Noah still held the gauze between his fingers, and he did not hand it over. “A long sleeve shirt, then,” he suggested calmly, thinking it a bad idea to encourage the hiding of scars that were, likely, never leaving. He did not push for additional specifics of the evening in question, though Mycroft wanted details. Noah would leave that to Elias, who was certain to get more out of Micah than he, himself was. It was times like these that he felt quite young, and he didn’t like it at all. Micah and Elias seemed much more capable than he, and it was with a huff that he stood, gauze in hand, and made his way over to his guitar case. Crouching, he opened the case, and he plucked at the strings before pulling the instrument out.
“A long sleeve shirt hides them from the view of others, not from myself,” Micah countered, though it was all the argument he gave when he saw that there was no move to offer the gauze back to him, his jaw set in a tight line.
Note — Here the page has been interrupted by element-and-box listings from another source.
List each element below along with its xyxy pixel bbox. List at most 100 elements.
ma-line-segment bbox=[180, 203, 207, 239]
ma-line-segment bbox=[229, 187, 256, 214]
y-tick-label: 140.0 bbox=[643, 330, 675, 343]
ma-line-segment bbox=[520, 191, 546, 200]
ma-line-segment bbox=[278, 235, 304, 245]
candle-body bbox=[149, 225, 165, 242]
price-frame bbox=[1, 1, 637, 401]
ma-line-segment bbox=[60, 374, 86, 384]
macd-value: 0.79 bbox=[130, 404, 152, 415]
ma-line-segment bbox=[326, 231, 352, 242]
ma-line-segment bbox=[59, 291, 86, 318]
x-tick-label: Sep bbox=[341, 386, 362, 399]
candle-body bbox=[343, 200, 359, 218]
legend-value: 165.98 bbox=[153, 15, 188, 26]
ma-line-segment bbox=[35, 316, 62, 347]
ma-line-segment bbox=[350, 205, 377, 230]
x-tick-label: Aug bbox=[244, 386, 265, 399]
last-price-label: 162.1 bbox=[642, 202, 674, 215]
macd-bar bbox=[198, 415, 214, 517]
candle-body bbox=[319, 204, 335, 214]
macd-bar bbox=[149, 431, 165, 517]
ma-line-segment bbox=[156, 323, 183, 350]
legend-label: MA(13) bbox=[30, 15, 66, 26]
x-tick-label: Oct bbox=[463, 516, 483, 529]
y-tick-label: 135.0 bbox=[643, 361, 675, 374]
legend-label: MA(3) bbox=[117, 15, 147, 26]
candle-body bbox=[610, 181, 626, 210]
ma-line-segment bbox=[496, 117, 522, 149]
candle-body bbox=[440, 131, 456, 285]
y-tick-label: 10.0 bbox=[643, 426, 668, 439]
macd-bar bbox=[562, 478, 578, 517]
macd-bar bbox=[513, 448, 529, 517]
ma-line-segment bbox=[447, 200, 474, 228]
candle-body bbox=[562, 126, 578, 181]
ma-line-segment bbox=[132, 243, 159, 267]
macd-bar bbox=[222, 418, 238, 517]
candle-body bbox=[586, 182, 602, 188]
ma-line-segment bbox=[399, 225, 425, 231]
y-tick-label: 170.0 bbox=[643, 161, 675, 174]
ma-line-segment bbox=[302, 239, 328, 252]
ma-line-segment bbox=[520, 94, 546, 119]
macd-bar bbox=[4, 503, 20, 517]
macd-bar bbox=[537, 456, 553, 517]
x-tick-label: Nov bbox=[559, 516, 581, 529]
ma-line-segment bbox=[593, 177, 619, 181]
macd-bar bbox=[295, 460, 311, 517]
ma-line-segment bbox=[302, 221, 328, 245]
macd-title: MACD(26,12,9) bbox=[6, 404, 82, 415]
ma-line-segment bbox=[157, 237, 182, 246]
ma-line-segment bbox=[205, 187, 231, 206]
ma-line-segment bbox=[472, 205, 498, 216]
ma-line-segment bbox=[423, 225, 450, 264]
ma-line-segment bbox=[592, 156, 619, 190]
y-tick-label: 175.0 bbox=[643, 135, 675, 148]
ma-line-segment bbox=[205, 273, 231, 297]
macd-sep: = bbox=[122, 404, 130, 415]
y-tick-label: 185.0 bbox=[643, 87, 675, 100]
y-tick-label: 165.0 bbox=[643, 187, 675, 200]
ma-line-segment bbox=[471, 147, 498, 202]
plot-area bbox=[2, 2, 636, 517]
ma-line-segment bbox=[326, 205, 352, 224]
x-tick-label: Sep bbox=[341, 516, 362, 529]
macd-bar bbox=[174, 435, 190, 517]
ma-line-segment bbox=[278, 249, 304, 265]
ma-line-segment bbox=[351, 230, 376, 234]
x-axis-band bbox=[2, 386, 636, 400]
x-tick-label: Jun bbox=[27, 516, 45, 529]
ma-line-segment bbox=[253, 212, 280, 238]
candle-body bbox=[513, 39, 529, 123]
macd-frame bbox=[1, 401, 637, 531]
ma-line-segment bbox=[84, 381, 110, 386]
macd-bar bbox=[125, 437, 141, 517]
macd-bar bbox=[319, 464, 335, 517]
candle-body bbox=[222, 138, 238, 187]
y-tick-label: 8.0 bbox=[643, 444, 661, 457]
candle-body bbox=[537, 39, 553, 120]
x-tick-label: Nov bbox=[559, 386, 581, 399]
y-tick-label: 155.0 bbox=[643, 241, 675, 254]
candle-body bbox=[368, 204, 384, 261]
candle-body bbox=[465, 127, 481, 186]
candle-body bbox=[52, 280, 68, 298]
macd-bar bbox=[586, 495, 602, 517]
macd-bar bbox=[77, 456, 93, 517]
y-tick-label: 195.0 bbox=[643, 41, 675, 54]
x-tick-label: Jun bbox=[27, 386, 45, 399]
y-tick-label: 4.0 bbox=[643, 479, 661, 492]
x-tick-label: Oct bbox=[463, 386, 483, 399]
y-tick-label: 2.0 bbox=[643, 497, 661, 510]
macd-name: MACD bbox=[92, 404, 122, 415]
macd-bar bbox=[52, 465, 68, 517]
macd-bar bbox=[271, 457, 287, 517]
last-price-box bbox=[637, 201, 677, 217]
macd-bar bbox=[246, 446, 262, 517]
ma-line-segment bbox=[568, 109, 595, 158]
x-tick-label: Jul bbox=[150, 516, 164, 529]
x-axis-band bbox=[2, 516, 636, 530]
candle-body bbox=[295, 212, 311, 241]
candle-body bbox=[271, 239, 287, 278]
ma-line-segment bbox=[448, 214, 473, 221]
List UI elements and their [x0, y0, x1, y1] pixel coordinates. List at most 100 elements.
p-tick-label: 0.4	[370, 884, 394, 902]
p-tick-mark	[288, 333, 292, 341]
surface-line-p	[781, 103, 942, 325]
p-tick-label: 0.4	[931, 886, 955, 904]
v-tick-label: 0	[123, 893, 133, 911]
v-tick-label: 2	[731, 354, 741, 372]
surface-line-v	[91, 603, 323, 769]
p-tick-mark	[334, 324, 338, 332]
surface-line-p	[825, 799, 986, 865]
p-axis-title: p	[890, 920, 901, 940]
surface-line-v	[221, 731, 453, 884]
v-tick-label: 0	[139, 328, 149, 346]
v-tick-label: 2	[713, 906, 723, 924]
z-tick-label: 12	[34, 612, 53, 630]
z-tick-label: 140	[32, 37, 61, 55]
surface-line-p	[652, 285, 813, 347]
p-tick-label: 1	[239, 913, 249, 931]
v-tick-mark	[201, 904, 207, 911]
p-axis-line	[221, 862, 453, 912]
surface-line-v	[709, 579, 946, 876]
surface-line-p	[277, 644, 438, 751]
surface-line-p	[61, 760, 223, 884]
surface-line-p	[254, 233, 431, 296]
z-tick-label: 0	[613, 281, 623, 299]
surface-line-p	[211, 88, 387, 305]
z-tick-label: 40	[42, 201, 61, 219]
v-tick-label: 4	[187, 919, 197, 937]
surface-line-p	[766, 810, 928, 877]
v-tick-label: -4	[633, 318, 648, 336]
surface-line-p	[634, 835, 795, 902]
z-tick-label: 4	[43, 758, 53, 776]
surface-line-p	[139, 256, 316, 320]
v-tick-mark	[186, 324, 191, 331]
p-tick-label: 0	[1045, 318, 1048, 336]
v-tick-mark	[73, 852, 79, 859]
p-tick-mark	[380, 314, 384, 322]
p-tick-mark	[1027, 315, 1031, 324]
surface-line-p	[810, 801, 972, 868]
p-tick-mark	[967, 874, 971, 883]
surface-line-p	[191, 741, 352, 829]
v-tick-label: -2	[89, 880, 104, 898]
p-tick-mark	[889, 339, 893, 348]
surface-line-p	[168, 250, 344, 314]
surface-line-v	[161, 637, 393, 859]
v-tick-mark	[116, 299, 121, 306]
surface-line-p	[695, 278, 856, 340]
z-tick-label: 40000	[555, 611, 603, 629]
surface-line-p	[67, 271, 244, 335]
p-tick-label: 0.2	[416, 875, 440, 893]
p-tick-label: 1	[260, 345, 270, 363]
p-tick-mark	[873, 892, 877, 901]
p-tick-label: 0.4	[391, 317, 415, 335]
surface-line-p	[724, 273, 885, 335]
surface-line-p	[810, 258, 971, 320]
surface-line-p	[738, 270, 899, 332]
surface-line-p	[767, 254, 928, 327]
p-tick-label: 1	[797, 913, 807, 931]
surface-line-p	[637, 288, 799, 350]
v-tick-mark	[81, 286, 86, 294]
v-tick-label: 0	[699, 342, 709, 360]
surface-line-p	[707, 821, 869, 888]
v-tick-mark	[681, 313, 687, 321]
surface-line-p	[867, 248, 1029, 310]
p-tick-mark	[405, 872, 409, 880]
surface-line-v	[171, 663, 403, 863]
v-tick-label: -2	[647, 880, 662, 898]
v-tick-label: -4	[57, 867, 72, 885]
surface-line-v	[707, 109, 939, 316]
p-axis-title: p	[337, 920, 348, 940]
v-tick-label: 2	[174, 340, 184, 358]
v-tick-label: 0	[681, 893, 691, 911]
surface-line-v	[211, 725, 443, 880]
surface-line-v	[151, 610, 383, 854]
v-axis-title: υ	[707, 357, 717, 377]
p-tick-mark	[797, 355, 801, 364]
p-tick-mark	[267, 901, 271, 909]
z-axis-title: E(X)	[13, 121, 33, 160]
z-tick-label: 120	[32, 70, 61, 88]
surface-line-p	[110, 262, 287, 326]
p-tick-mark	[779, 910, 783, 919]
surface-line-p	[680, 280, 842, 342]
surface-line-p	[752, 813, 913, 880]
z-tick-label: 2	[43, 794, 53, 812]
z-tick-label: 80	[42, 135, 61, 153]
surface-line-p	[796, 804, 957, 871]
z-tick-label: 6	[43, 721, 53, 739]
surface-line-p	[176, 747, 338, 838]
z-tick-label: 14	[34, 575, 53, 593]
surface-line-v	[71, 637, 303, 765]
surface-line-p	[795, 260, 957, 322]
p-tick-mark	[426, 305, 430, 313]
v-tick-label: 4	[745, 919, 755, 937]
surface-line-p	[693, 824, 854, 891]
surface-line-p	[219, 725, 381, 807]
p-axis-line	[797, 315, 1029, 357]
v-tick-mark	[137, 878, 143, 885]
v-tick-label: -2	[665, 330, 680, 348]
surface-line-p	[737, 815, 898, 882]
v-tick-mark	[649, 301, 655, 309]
He had to calm himself from lashing out, a deep breath taken in and released, for Noah was not the cause of his anger, and it would not be fair to take it out on him, though it would be hypocritical after his words to the other earlier about nearly the same thing.
Watching Noah take the guitar out of its case, Micah made no move for a moment, seeming to spend a few moments gauging what it was he wanted to do. Finally, he stood, and without aid of the cane, he moved over towards his keyboard set-up, sitting down heavily on the stool moments later, one hand idly rubbing his hip as he spun on the stool to look back towards the other man. “What are you in the mood for?” he asked, his brows lifted and blue eyes wide.
Noah had been half expecting an argument about the gauze, and he was happy when it didn’t come. “Something soothing,” he suggested, picking up the guitar and sliding the strap over his shoulder walking toward the keyboard. He changed his mind halfway across the room, however, and he shook his head as he tucked the pick out from between the strings and strummed. “Something angry.” Yes, perhaps that might work. “We’ll need a fourth,” he said of the band that was, apparently, back on. “Can you find someone?” He strummed once more.
“I found a third, didn’t I?” Micah asked as he turned back towards the keyboard, practised and learned fingers resting against the keys for a long while, touching, changing positions, before finally settling somewhere that seemed to suit what he had in mind. “I’ll ask around. Advertise again, perhaps, and we can see what we’ll find. It would be good to have someone in percussion.” A faint smile pulled at the corner of his lips before he let his fingers move across the keys, producing discordant chords that thrummed and sang, just as Noah had requested. He played with his eyes closed, head bent over the keys slightly, and it was likely the most relaxed anyone would ever see the man any more. “Do tell me if you can’t keep up and I’ll slow it down,” he offered, a joke threaded through the words.
Noah laughed, a happy youthful sound. Despite Mycroft’s concerns about Lestrade, Noah was still high on the lovely, dark-haired girl from the party, and he joined in after a few measures with improvised chords that showcased the fact that, when it was all said and done, he was a truly talented musician - youth notwithstanding. He dropped back onto the ratty couch, foot propped on the arm, and he lost himself in the music. Time enough to worry about Moriarty lately, he thought, youthful and innocent as he was.